A local attorney confessed Monday to providing members of a drug trafficking organization with court records in exchange for cash.
Eric Samuel Jarvis, 48, of Mission provided criminal complaints to members of a drug trafficking organization at least eight times between July 2017 and May 2021, according to a news release from the U.S. Attorney’s Office for the Southern District of Texas. The organization paid him at least $8,000 for the information.
“Eric is very remorseful for his lack of better judgment and looks forward to getting this chapter of his life behind him,” said attorney Carlos A. Garcia of Mission, who represents Jarvis.
The investigation, which agents dubbed “Operation Dead Men Walking,” linked Jarvis to a drug trafficker named Angel Aziel Herrera.
Agents determined that Jarvis downloaded criminal complaints from PACER, a computer system that allows the public to access federal court records.
“Jarvis admitted to obtaining the criminal complaints from PACER on at least eight occasions from July 24, 2017, through May 2021 and providing them to Herrera and/or his co-conspirators by WhatsApp or hand delivery,” according to the news release.
When a drug shipment is seized by law enforcement, the person or organization that owned the drugs typically requests documentation.
“Jarvis knew criminal complaints had documented loads that law enforcement seized from the organization,” according to the news release. “He also knew Herrera and his successors could and would provide the complaints to their sources of supply in order to continue receiving drugs from their sources of supply for importation and distribution into the United States.”

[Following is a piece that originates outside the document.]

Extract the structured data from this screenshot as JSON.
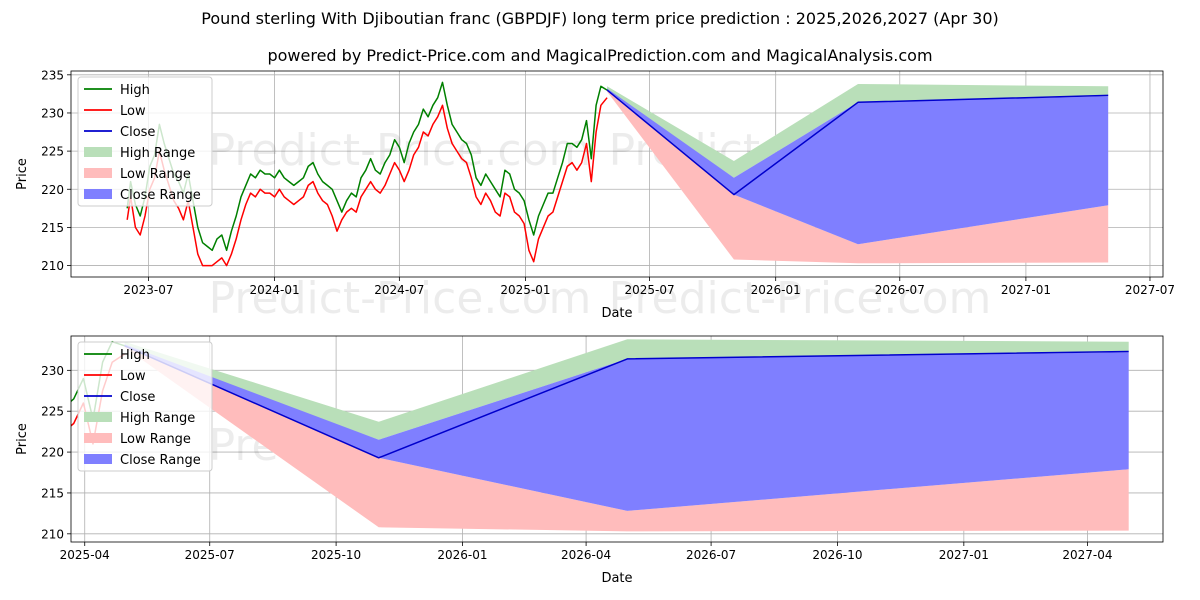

Along with criminal complaints, Jarvis provided the organization with legal services.
“He also admitted to accepting drug trafficking proceeds from Mexico as payment from Herrera to represent other co-conspirators working for the organization in criminal matters,” according to the news release.
When the investigation started remains unclear.
In April, though, federal agents searched the Villalobos Law Center in McAllen. Jarvis shared the building with other attorneys, including McAllen Mayor Javier Villalobos and San Juanita Sanchez, the former mayor of San Juan.
News about the search warrant stunned many in Hidalgo County, where Jarvis had practiced law for more than two decades — and mounted two unsuccessful campaigns for state district judge in the mid-2000s.
During the past few years, Jarvis handled a wide variety of legal work, which ranged from federal criminal defense to construction defect lawsuits.
Judges at the federal courthouses in McAllen and Corpus Christi apparently were informed about the investigation within days of the search warrant.
On May 5, a magistrate judge in Corpus Christi held sealed hearings in two cases where Jarvis represented people accused of drug trafficking and human smuggling. After the hearings, the magistrate judge appointed new attorneys to represent them.
Hearings in McAllen had the same result. Two people represented by Jarvis suddenly had new attorneys.
Jarvis, meanwhile, negotiated a deal with prosecutors.
On Monday, he appeared before U.S. District Judge Ricardo Hinojosa and pleaded guilty to violating the federal Travel Act by using a phone to assist members of a drug trafficking organization.
Jarvis pleaded guilty to a charging document called a criminal information, which is typically used when a defendant is cooperating with prosecutors.
Sentencing is scheduled for Oct. 1. Jarvis faces a maximum of five years in federal prison.